Wann wurde das Lager erbaut?
Im April 1943 wurden erste Baracken „für das Lager Bergen (Ausländer von Schacht 10) … angeliefert“.¹ Trotz massiver Bauweise wurden am 13.06.1943 vier Baracken durch Fliegerangriff zerstört.² Für den Bau der Lager waren die Zechen, für Constantin Baumeister Raulff, verantwortlich. Bedingt durch Materialmangel und den schlechten Gesundheitszustand der am Aufbau beteiligten Zwangsarbeiter, erfolgte die Fertigstellung erst im Juli 1944.³
Warum wurde das Lager gebaut?
Die Zeche Constantin verfügte über Zwangsarbeitslager u.a. im Zillertal (für russische Kriegsgefangene), in Hiltrop (für italienische Militärinternierte), in Herne Lager Mont-Cénis und Ostbachtal. Nach der Anordnung des Arbeitseinsatzes ausländischer Arbeitskräfte durch Fritz Sauckel, Generalbevollmächtigter für den Arbeitseinsatz 1942-45, verschärfte sich die Zwangsrekrutierung in den besetzten Ostgebieten, Polen und der Sowjetunion. So erhöhte sich im Ruhrbergbau die Zahl der „Ostarbeiter“ von 4.000 im September 1942 auf über 30.000 und ca. 90.000 sowjetische Kriegsgefangene im September 1944 sprunghaft.⁴ Ausländische Zwangsarbeiter stellten 1945 ca. 40 % der Gesamtbelegschaft auf Constantin! Die nur provisorische Unterbringung der zivilen Zwangsarbeiter aus dem Osten im Ausflugslokal Kaiseraue in Bochum-Grumme oder im Lager Schacht 10 am Wiekskamp, machte den Lagerbau erforderlich, da die Personengruppen je nach Herkunft getrennt unterzubringen waren. Das Lager Bergener Straße war Anfang Juli 1944 mit 530 Mann belegt und konnte insgesamt 680 Personen aufnehmen.⁵ Umgeben von Feldern lag es zentral und fußläufig zu den aktiven Schachtanlagen 4/5, sowie 6/7 und 10, die durch eine Werksbahn verbunden waren, die heutige Fahrradtrasse.
Welche Menschen haben im Lager zur Zeit des Nationalsozialismus gelebt?
Aufgrund erster Recherchen in den unvollständig überlieferten Zu- und Abgangslisten der Zeche Constantin konnten bereits ca. 200 meist junge Männer aus Osteuropa v.a. der Ukraine identifiziert werden, die ab Ende 1941 zunächst dem Lager 10 oder der Kaiseraue, ab 1943 dem Lager Bergen zuzuordnen sind.
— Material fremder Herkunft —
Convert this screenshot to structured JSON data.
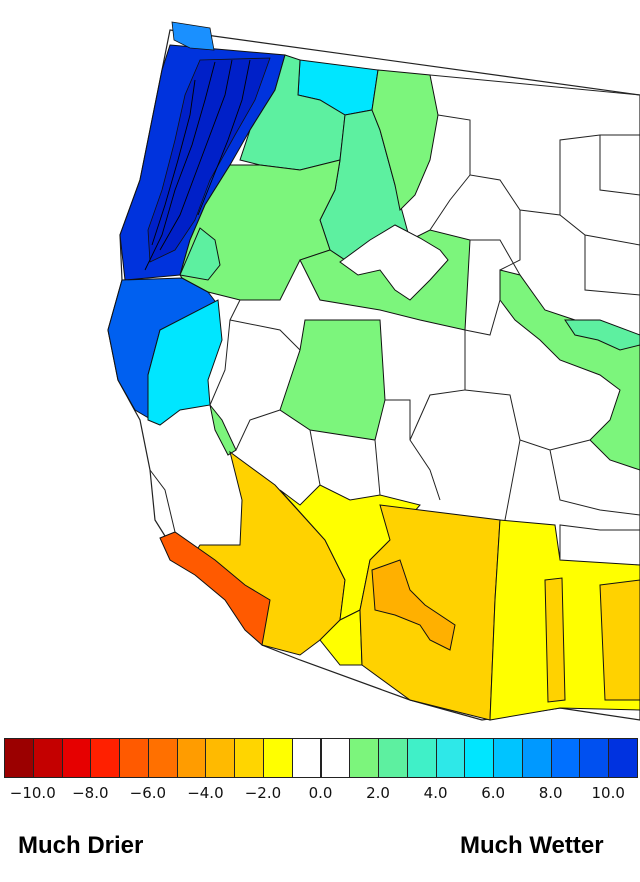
{
  "legend": {
    "colors": [
      "#9b0000",
      "#c40000",
      "#e60000",
      "#ff2000",
      "#ff5a00",
      "#ff7000",
      "#ff9c00",
      "#ffba00",
      "#ffd500",
      "#ffff00",
      "#ffffff",
      "#ffffff",
      "#7cf57c",
      "#5df0a0",
      "#40f0c8",
      "#2ee8e8",
      "#00e6ff",
      "#00c4ff",
      "#0099ff",
      "#0070ff",
      "#0050f0",
      "#0032e0"
    ],
    "ticks": [
      "−10.0",
      "−8.0",
      "−6.0",
      "−4.0",
      "−2.0",
      "0.0",
      "2.0",
      "4.0",
      "6.0",
      "8.0",
      "10.0"
    ]
  },
  "labels": {
    "drier": "Much Drier",
    "wetter": "Much Wetter"
  },
  "map_colors": {
    "much_wetter": "#0033dd",
    "wetter_blue": "#0060f0",
    "cyan": "#00e6ff",
    "aqua": "#3cf0c8",
    "green": "#7cf57c",
    "neutral": "#ffffff",
    "yellow": "#ffff00",
    "gold": "#ffd200",
    "orange": "#ffb000",
    "red_orange": "#ff5a00"
  }
}
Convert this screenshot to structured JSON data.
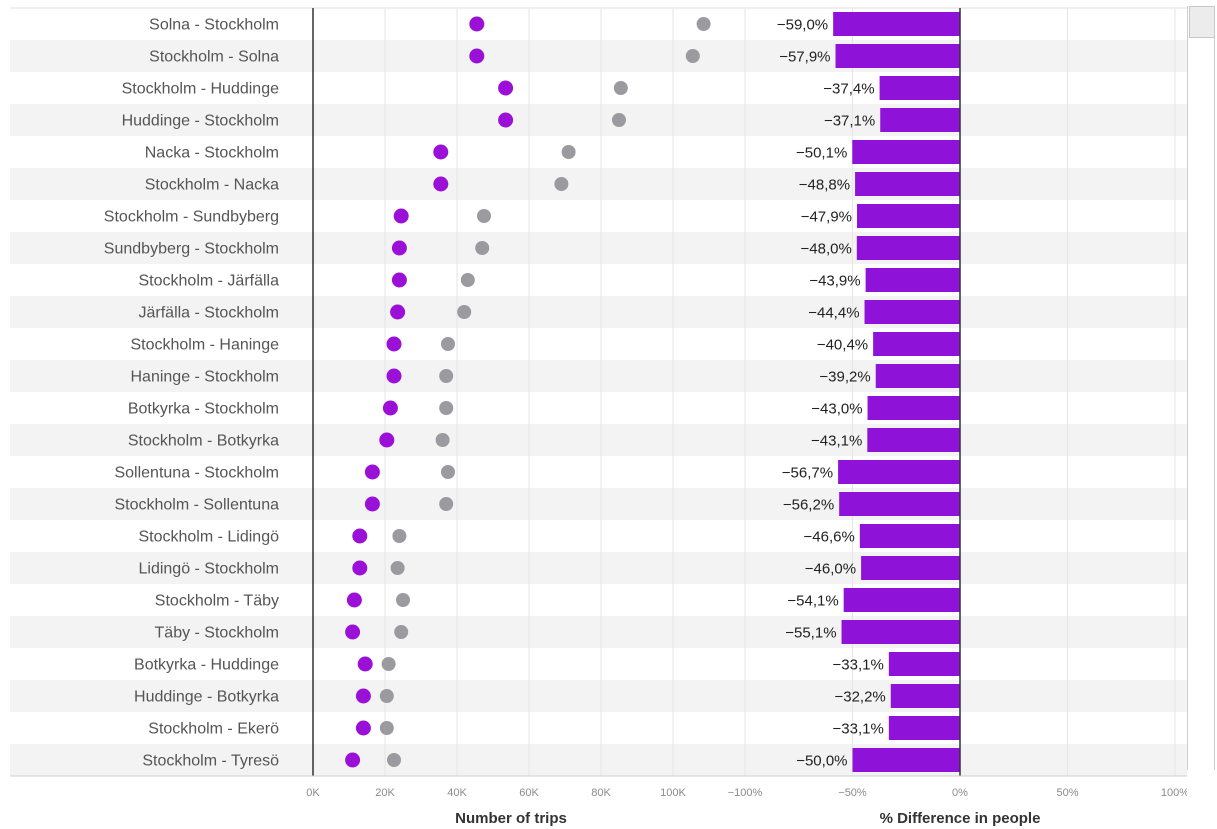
{
  "chart_data": {
    "type": "scatter",
    "rows": [
      {
        "label": "Solna - Stockholm",
        "trips_2020": 45500,
        "trips_2019": 108500,
        "pct": -59.0,
        "pct_label": "−59,0%"
      },
      {
        "label": "Stockholm - Solna",
        "trips_2020": 45500,
        "trips_2019": 105500,
        "pct": -57.9,
        "pct_label": "−57,9%"
      },
      {
        "label": "Stockholm - Huddinge",
        "trips_2020": 53500,
        "trips_2019": 85500,
        "pct": -37.4,
        "pct_label": "−37,4%"
      },
      {
        "label": "Huddinge - Stockholm",
        "trips_2020": 53500,
        "trips_2019": 85000,
        "pct": -37.1,
        "pct_label": "−37,1%"
      },
      {
        "label": "Nacka - Stockholm",
        "trips_2020": 35500,
        "trips_2019": 71000,
        "pct": -50.1,
        "pct_label": "−50,1%"
      },
      {
        "label": "Stockholm - Nacka",
        "trips_2020": 35500,
        "trips_2019": 69000,
        "pct": -48.8,
        "pct_label": "−48,8%"
      },
      {
        "label": "Stockholm - Sundbyberg",
        "trips_2020": 24500,
        "trips_2019": 47500,
        "pct": -47.9,
        "pct_label": "−47,9%"
      },
      {
        "label": "Sundbyberg - Stockholm",
        "trips_2020": 24000,
        "trips_2019": 47000,
        "pct": -48.0,
        "pct_label": "−48,0%"
      },
      {
        "label": "Stockholm - Järfälla",
        "trips_2020": 24000,
        "trips_2019": 43000,
        "pct": -43.9,
        "pct_label": "−43,9%"
      },
      {
        "label": "Järfälla - Stockholm",
        "trips_2020": 23500,
        "trips_2019": 42000,
        "pct": -44.4,
        "pct_label": "−44,4%"
      },
      {
        "label": "Stockholm - Haninge",
        "trips_2020": 22500,
        "trips_2019": 37500,
        "pct": -40.4,
        "pct_label": "−40,4%"
      },
      {
        "label": "Haninge - Stockholm",
        "trips_2020": 22500,
        "trips_2019": 37000,
        "pct": -39.2,
        "pct_label": "−39,2%"
      },
      {
        "label": "Botkyrka - Stockholm",
        "trips_2020": 21500,
        "trips_2019": 37000,
        "pct": -43.0,
        "pct_label": "−43,0%"
      },
      {
        "label": "Stockholm - Botkyrka",
        "trips_2020": 20500,
        "trips_2019": 36000,
        "pct": -43.1,
        "pct_label": "−43,1%"
      },
      {
        "label": "Sollentuna - Stockholm",
        "trips_2020": 16500,
        "trips_2019": 37500,
        "pct": -56.7,
        "pct_label": "−56,7%"
      },
      {
        "label": "Stockholm - Sollentuna",
        "trips_2020": 16500,
        "trips_2019": 37000,
        "pct": -56.2,
        "pct_label": "−56,2%"
      },
      {
        "label": "Stockholm - Lidingö",
        "trips_2020": 13000,
        "trips_2019": 24000,
        "pct": -46.6,
        "pct_label": "−46,6%"
      },
      {
        "label": "Lidingö - Stockholm",
        "trips_2020": 13000,
        "trips_2019": 23500,
        "pct": -46.0,
        "pct_label": "−46,0%"
      },
      {
        "label": "Stockholm - Täby",
        "trips_2020": 11500,
        "trips_2019": 25000,
        "pct": -54.1,
        "pct_label": "−54,1%"
      },
      {
        "label": "Täby - Stockholm",
        "trips_2020": 11000,
        "trips_2019": 24500,
        "pct": -55.1,
        "pct_label": "−55,1%"
      },
      {
        "label": "Botkyrka - Huddinge",
        "trips_2020": 14500,
        "trips_2019": 21000,
        "pct": -33.1,
        "pct_label": "−33,1%"
      },
      {
        "label": "Huddinge - Botkyrka",
        "trips_2020": 14000,
        "trips_2019": 20500,
        "pct": -32.2,
        "pct_label": "−32,2%"
      },
      {
        "label": "Stockholm - Ekerö",
        "trips_2020": 14000,
        "trips_2019": 20500,
        "pct": -33.1,
        "pct_label": "−33,1%"
      },
      {
        "label": "Stockholm - Tyresö",
        "trips_2020": 11000,
        "trips_2019": 22500,
        "pct": -50.0,
        "pct_label": "−50,0%"
      }
    ],
    "trips_axis": {
      "title": "Number of trips",
      "range": [
        0,
        120000
      ],
      "ticks": [
        0,
        20000,
        40000,
        60000,
        80000,
        100000
      ],
      "tick_labels": [
        "0K",
        "20K",
        "40K",
        "60K",
        "80K",
        "100K"
      ]
    },
    "pct_axis": {
      "title": "% Difference in people",
      "range": [
        -100,
        100
      ],
      "ticks": [
        -100,
        -50,
        0,
        50,
        100
      ],
      "tick_labels": [
        "−100%",
        "−50%",
        "0%",
        "50%",
        "100%"
      ]
    },
    "colors": {
      "current_dot": "#9b10d6",
      "previous_dot": "#9a9a9f",
      "bar": "#8f12d9",
      "row_band": "#f3f3f3",
      "grid": "#e6e6e6",
      "axis": "#333333"
    },
    "grid": true
  }
}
Gestützt werden diese Funde durch Berichte ehemaliger Zwangs- arbeiter aus dem Donezk-Gebiet, Ukraine, die aufgrund der Städtepartnerschaft ab 1992 durch die Gesellschaft-Bochum-Donezk e.V. und später durch die Stadt Bochum zu Besuch nach Bochum kamen. Durch ihre Briefe⁶ können wir auf ihre Erfahrungen in Bochumer Betrieben u.a. auch auf Zeche Constantin zurückgreifen. Auf einen ehemaligen Lagerbewohner, Nikolaj Storoschenko, sei besonders hingewiesen, da er als Minderjähriger nach Bochum verschleppt wurde und sein Vater aufgrund der harten Arbeit und der unzureichenden Ernährung auf Constantin starb.
Offene Fragen:
– Wie haben die Menschen hier gelebt?
– Welchen Arbeitsbedingungen waren sie ausgesetzt und wer war dafür verantwortlich?
– Wer hat sie bewacht, gedemütigt, bestraft?
– Wer hat ihnen geholfen oder sie unterstützt?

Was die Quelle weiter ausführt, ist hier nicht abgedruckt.